This month is the 70th anniversary of Nazi Germany's invasion of Hungary: which is an opportunity to tell the story of Pinchas Rosenbaum.
It was late 1944. The Germans were already losing the war, but they still took every opportunity to kill Jews. In a few months, they destroyed something like 600,000 of the 800,000 Jews in Hungary.
Pinchas came from a long line of eminent rabbis: his father was rabbi of Kleinwardein, in north-east Hungary. Pinchas himself was ordained for the rabbinate at 18 years old. It was expected that in due time he would succeed his father.

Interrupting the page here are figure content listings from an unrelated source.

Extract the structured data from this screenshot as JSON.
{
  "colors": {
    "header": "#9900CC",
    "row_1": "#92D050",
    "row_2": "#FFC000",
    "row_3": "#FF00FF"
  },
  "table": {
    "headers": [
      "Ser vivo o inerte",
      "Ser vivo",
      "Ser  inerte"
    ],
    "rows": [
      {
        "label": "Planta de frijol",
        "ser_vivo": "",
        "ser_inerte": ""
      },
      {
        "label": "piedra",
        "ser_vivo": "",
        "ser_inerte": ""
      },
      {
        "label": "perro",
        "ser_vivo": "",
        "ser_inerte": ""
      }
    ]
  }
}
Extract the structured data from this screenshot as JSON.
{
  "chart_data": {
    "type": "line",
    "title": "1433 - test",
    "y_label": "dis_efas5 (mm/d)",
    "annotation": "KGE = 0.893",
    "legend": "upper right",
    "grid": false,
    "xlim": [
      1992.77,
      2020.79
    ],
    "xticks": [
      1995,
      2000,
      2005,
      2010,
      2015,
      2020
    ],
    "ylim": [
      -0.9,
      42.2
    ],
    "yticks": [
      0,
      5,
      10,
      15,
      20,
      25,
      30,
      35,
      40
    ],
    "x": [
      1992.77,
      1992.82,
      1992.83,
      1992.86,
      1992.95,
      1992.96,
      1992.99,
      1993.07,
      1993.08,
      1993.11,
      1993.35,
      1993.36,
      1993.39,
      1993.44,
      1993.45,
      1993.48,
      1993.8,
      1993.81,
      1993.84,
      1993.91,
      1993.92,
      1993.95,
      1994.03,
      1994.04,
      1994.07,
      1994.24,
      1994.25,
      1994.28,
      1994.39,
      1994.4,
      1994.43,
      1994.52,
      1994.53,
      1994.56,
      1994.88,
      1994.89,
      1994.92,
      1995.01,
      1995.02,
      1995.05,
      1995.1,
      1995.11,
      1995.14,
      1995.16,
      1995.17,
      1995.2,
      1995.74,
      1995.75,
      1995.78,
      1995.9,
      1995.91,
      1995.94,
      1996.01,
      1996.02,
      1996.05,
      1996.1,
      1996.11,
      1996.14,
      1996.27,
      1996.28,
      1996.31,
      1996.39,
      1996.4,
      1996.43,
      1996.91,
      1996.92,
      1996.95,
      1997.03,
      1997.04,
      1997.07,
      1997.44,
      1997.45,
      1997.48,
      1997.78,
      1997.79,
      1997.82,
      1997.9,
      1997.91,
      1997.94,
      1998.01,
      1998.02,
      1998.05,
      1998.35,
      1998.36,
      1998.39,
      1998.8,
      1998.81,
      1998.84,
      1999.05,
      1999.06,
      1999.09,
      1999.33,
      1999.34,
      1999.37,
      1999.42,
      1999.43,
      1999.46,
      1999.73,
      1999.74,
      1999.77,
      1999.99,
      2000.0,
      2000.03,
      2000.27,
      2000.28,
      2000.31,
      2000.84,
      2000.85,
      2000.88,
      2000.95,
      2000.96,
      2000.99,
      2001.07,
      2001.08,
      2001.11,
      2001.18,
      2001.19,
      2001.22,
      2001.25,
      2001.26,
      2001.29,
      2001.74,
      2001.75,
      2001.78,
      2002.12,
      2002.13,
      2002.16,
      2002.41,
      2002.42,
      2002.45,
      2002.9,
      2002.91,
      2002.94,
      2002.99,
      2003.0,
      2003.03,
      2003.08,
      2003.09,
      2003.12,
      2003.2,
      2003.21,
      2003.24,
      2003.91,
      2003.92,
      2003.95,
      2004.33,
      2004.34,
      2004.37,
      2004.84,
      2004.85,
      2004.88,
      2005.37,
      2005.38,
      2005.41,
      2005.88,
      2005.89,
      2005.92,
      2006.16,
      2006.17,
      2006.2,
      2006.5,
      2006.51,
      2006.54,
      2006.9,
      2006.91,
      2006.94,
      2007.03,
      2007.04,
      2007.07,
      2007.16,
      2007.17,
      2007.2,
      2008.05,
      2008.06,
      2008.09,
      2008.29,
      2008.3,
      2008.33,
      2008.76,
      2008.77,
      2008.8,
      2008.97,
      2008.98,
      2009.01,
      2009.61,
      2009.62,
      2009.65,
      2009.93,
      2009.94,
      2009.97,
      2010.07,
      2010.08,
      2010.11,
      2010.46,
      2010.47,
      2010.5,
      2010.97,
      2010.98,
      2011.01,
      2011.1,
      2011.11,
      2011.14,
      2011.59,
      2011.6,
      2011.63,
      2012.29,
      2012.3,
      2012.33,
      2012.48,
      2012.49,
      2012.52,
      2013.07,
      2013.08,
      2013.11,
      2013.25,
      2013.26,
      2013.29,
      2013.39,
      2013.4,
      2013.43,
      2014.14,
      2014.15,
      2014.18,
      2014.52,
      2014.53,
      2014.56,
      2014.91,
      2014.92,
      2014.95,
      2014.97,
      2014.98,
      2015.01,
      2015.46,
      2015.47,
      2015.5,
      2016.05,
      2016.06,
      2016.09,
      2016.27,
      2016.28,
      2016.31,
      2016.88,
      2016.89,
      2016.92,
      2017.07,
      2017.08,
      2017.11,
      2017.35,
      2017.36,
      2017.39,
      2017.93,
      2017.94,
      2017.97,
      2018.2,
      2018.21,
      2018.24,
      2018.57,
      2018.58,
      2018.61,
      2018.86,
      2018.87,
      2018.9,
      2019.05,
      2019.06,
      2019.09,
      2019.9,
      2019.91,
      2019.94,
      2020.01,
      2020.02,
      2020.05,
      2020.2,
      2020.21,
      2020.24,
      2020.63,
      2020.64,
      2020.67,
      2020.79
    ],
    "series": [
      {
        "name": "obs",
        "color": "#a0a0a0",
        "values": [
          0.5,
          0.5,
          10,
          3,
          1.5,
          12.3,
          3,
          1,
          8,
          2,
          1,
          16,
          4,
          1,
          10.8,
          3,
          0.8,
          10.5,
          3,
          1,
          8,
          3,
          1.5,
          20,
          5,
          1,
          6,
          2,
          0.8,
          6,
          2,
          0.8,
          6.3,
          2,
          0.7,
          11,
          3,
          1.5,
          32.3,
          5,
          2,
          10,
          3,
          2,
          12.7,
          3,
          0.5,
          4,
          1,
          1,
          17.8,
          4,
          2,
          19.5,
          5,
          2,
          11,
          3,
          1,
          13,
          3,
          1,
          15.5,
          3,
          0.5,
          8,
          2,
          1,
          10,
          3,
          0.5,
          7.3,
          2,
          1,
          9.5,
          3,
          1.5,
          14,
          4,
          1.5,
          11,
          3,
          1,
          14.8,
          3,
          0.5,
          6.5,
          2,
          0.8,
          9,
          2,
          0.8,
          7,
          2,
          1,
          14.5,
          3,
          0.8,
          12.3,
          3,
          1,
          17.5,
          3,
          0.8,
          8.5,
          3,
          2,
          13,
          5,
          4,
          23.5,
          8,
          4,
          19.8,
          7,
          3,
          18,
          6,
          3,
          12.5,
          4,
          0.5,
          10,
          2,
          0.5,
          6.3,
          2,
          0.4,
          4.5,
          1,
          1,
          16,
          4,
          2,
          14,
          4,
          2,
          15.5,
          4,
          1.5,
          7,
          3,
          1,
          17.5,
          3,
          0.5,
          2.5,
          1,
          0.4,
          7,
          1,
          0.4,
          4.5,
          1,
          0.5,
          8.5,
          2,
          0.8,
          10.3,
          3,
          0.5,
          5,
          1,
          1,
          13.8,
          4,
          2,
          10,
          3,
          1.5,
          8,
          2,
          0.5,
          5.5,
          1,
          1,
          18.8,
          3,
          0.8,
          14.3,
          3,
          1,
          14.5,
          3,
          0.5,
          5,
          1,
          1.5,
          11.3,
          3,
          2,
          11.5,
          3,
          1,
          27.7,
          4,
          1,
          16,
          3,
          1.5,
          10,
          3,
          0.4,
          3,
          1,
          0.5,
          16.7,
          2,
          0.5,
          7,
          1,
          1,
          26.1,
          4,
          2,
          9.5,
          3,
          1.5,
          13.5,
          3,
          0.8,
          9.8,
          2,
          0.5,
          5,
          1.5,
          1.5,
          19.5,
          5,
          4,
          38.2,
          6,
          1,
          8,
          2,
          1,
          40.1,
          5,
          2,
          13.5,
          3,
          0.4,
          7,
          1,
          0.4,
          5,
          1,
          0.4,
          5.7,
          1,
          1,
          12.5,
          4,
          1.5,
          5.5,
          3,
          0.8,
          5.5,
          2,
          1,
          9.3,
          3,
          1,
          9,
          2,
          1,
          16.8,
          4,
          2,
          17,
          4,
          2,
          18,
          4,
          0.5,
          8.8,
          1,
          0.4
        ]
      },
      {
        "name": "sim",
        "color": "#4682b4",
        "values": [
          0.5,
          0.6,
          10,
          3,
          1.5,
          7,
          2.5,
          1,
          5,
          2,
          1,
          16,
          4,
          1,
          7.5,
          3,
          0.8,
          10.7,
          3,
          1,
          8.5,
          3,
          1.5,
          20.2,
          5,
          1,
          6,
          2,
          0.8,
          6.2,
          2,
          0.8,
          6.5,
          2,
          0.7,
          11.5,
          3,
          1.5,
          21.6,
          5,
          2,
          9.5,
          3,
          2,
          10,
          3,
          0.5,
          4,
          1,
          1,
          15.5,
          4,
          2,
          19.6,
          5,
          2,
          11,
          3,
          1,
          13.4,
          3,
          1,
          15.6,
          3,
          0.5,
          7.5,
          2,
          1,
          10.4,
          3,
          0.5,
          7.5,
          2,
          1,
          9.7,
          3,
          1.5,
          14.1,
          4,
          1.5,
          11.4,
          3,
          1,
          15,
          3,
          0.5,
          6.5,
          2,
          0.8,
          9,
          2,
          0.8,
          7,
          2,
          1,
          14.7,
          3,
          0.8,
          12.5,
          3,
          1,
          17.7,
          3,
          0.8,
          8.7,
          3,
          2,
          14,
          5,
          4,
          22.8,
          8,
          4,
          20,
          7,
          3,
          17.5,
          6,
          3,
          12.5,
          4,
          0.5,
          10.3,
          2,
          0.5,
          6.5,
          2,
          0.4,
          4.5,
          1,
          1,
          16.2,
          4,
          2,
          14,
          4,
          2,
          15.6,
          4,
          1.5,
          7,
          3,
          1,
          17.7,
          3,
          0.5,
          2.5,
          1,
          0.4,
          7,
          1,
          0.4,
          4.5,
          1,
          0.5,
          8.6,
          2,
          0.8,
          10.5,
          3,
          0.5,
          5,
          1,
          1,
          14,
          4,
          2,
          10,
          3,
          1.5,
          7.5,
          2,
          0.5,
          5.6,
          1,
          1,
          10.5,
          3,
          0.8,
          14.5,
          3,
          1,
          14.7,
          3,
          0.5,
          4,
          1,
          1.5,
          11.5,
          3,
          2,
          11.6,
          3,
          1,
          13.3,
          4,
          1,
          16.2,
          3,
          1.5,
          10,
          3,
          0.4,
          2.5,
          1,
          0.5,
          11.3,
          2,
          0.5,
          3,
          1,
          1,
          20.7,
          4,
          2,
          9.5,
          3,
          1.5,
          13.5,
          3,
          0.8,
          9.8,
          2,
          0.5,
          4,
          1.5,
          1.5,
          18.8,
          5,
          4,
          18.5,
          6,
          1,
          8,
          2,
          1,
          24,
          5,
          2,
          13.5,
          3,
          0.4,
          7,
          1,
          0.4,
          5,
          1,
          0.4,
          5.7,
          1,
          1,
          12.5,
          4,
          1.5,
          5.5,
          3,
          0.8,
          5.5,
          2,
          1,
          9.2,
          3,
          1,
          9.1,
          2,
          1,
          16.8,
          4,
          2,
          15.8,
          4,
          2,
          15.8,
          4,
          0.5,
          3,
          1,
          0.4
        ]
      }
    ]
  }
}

After the invasion, Pinchas was sent to a Nazi work camp. With several friends, he escaped and returned to Kleinwardein. He obtained false papers for his family, and pleaded with them to flee. His father refused to leave. The entire family except Pinchas was sent to Auschwitz and perished.
From somewhere he obtained a uniform of an officer in the Arrow Cross, the Hungarian fascist organisation that rounded up Jews for the Germans. Mingling with Arrow Cross officers, he would learn who were the next Jews to be arrested, rush to their addresses, "arrest" them himself and take them to the Glass House, a former glass factory, where they hoped to survive the war.
"You're going to have to lend me your suit," he told a friend one day. "I'm going to a party at the Hungarian police tonight. I can't go in uniform. If I'm arrested, well, you'll lose your suit. But if I'm not, I'll give it you back in the morning." The man got his suit back.
One day Pinchas heard that a friend was going to be arrested that same day. He decided to attempt a rescue. He went in uniform to his friend's address and began to curse the Jew. A non-Jewish man was present. "Pinchas, what are you doing?" said his friend. He continued to curse the Jew until his friend caught on and began to play the game. He got away with it.
Before the war ended, Pinchas saved hundreds of Jews, including entire families. When the war ended, he took off his uniform and left it behind in the Glass House. He was still only 21 years old.
After the war, he married and had three children, all of whom moved to live in Israel. He died in 1980, aged 57.